The Sunday Paper conducted an admittedly random survey of about 10 law enforcement agencies, from one end of the state to the other, and found not even one officer who could remember ever having made an arrest or even having heard of an arrest for adultery.
When we posed the question, “Has your agency ever arrested someone for adultery?” the response was usually a gale of laughter that took a few minutes to subside. There were also requests that we not use officers’ names (not that they felt self-conscious about the topic, mind you; they just felt better talking about it if no one knew who they were).
In Hancock County, after an assistant who was nearly helpless with laughter managed to transfer the phone to him, a sheriff’s deputy said, “No. I’ve been here for 27 years and I have never heard of that happening.” At the Telfair County Sheriff’s Department, the response, when it finally emerged from a wave of giggles, was, “We’d have to arrest half the county.” A retired Atlanta Police Department officer said, “In 26 years, I arrested a lot of people for a lot of things, but I never arrested one for that.” And a Colquitt County officer said, “Honey, let’s face it, I’m sure there have been plenty of occasions when it would have been necessary, but no, I’ve been here 13 years and I’ve never heard of it happening.”

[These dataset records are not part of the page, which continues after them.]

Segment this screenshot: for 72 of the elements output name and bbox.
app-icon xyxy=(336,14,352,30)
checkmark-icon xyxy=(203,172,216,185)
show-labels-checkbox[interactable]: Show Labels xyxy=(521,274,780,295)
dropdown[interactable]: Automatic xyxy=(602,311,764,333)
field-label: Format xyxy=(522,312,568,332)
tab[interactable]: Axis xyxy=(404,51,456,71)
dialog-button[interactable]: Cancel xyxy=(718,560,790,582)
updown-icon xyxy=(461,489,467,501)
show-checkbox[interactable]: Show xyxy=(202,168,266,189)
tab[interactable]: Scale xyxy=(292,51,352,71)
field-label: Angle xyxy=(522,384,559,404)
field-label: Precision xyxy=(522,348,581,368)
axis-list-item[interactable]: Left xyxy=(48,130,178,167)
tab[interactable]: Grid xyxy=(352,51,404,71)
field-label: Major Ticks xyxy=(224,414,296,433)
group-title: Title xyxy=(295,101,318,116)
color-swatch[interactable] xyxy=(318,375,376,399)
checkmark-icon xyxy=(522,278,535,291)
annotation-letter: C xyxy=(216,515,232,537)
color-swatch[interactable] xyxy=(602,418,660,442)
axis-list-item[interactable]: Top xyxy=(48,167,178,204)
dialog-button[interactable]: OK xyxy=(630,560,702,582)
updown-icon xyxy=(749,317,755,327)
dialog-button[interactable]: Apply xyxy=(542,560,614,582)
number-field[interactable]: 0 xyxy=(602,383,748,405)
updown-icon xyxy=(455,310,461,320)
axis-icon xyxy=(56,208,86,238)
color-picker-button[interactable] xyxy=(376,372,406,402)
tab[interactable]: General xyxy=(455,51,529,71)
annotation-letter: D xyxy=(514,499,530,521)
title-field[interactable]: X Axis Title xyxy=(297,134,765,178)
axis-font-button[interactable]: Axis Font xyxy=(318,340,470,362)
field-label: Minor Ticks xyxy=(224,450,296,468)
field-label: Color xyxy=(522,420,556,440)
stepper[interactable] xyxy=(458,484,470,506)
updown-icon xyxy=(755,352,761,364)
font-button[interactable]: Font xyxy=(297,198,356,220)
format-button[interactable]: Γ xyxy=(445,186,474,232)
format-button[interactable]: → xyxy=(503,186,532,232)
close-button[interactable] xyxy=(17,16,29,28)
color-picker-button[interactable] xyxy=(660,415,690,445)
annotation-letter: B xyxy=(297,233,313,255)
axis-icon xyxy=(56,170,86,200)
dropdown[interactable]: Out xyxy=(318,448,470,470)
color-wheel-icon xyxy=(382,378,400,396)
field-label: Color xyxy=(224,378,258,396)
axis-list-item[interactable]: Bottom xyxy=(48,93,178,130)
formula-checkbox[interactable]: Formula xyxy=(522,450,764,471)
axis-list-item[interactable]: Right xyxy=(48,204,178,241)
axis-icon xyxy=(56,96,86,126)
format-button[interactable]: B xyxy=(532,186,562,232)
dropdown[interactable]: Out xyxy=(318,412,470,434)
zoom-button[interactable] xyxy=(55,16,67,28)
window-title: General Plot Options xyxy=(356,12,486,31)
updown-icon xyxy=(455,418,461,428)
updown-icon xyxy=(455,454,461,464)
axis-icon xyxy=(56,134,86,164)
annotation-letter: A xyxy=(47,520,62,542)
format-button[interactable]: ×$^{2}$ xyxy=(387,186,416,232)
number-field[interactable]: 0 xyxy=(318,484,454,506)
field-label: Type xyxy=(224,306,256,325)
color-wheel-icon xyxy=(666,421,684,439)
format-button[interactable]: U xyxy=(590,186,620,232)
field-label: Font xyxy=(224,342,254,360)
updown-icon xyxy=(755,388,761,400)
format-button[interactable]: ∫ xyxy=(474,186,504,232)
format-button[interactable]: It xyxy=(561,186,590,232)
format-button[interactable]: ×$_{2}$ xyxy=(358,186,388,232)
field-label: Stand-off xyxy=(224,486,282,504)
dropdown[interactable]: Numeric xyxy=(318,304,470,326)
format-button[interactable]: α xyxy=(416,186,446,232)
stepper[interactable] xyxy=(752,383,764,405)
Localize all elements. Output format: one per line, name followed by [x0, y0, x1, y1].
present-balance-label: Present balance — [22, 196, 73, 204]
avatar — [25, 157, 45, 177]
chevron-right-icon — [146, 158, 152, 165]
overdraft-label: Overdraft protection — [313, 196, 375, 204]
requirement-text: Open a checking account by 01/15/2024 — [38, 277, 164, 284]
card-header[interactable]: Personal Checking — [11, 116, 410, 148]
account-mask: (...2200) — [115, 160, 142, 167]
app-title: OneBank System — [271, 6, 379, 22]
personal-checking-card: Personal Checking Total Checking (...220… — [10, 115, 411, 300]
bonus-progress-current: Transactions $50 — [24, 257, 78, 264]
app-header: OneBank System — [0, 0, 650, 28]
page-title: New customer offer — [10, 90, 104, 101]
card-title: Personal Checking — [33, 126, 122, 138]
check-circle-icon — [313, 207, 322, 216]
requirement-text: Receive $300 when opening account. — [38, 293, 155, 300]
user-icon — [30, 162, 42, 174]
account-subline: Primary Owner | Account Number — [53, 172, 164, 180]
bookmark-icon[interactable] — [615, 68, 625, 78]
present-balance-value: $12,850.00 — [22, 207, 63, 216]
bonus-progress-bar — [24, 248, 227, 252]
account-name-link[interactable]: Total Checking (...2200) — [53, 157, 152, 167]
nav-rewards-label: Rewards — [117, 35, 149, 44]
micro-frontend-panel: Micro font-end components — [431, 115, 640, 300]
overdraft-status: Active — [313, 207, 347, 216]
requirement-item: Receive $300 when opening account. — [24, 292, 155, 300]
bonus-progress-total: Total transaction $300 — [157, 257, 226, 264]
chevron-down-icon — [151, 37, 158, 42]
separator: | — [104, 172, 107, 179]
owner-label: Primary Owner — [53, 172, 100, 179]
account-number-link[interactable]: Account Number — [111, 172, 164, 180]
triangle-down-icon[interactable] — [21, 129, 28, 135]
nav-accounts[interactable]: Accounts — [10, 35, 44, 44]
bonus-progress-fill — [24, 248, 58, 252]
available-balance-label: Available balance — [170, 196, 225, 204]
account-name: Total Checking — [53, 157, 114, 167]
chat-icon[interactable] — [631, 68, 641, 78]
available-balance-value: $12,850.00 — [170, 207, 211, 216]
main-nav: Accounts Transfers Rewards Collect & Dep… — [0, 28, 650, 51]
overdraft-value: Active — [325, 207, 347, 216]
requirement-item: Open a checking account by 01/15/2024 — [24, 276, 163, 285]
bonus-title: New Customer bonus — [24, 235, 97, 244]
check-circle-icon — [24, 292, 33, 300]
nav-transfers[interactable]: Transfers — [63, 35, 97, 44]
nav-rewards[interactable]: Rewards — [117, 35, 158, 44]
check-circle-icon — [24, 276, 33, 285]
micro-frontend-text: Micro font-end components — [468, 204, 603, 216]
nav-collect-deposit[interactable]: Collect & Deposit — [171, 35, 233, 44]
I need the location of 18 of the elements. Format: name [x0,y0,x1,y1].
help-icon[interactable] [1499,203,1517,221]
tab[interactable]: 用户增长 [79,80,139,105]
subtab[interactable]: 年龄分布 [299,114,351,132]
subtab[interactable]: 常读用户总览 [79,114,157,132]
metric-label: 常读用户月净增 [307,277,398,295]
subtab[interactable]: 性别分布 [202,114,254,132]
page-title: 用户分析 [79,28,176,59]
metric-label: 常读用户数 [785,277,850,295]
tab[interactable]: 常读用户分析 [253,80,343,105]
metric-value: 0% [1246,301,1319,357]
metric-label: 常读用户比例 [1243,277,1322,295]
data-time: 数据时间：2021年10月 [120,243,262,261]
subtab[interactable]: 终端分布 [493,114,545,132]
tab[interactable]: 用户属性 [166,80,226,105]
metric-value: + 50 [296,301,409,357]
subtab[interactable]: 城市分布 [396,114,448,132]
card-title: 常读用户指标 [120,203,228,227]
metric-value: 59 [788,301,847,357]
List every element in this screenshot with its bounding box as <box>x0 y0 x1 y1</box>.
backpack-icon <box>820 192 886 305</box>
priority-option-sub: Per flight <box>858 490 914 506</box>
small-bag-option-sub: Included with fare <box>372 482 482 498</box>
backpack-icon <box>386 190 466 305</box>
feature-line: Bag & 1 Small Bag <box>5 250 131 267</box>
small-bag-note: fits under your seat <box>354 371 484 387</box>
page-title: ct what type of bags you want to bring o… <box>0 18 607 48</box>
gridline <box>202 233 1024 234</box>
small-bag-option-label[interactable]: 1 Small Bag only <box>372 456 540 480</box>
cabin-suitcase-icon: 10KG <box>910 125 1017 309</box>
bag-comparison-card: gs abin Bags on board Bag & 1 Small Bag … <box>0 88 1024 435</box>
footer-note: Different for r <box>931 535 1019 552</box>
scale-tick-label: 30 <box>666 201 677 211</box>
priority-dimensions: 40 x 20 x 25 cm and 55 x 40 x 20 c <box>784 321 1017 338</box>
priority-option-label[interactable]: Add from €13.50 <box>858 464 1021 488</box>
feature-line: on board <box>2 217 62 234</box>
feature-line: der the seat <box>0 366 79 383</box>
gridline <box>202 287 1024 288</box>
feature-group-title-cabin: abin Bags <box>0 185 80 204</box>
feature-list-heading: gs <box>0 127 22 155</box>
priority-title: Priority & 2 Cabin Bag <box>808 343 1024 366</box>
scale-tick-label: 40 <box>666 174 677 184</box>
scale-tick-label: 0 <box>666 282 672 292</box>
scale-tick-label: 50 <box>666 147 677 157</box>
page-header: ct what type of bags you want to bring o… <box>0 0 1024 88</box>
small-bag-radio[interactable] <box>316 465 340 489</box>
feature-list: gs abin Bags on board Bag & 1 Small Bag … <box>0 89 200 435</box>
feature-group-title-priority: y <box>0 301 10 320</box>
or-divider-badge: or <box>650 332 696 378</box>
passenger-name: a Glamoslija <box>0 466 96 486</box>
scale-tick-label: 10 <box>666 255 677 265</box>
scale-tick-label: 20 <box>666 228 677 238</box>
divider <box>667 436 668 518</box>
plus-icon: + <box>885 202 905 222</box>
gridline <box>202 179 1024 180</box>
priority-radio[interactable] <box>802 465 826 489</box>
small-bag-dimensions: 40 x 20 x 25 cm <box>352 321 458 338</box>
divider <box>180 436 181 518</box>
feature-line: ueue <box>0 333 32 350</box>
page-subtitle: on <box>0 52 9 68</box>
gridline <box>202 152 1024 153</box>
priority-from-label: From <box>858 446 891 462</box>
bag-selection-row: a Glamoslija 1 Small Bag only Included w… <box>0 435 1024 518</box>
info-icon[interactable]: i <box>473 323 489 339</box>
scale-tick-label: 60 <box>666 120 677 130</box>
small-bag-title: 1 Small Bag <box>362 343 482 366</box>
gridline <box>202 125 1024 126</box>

Gwinnett County, DeKalb County and Cherokee County didn’t hide behind anonymity.
“I would seriously doubt that you would find any law enforcement agencies that have made arrests for adultery,” said Cpl. Illana Spellman, public information officer for the Gwinnett County Police Department. “It’s like fornication: It’s an old law that has been left on the books. Arrests for fornication or adultery would definitely clog up the court system, and there are other, more serious crimes that we have to pursue.”
Mekka Parish, public information officer for the DeKalb County Police Department, asked a group of veteran officers and returned with “a definite ‘no’” answer.
And at the Cherokee County Sheriff’s Department, Sgt. Jay Baker explained that officers would rather pursue arrests that would result in convictions.
“The problem with adultery would be finding a jury of 12 people who hadn’t done the same thing,” he said.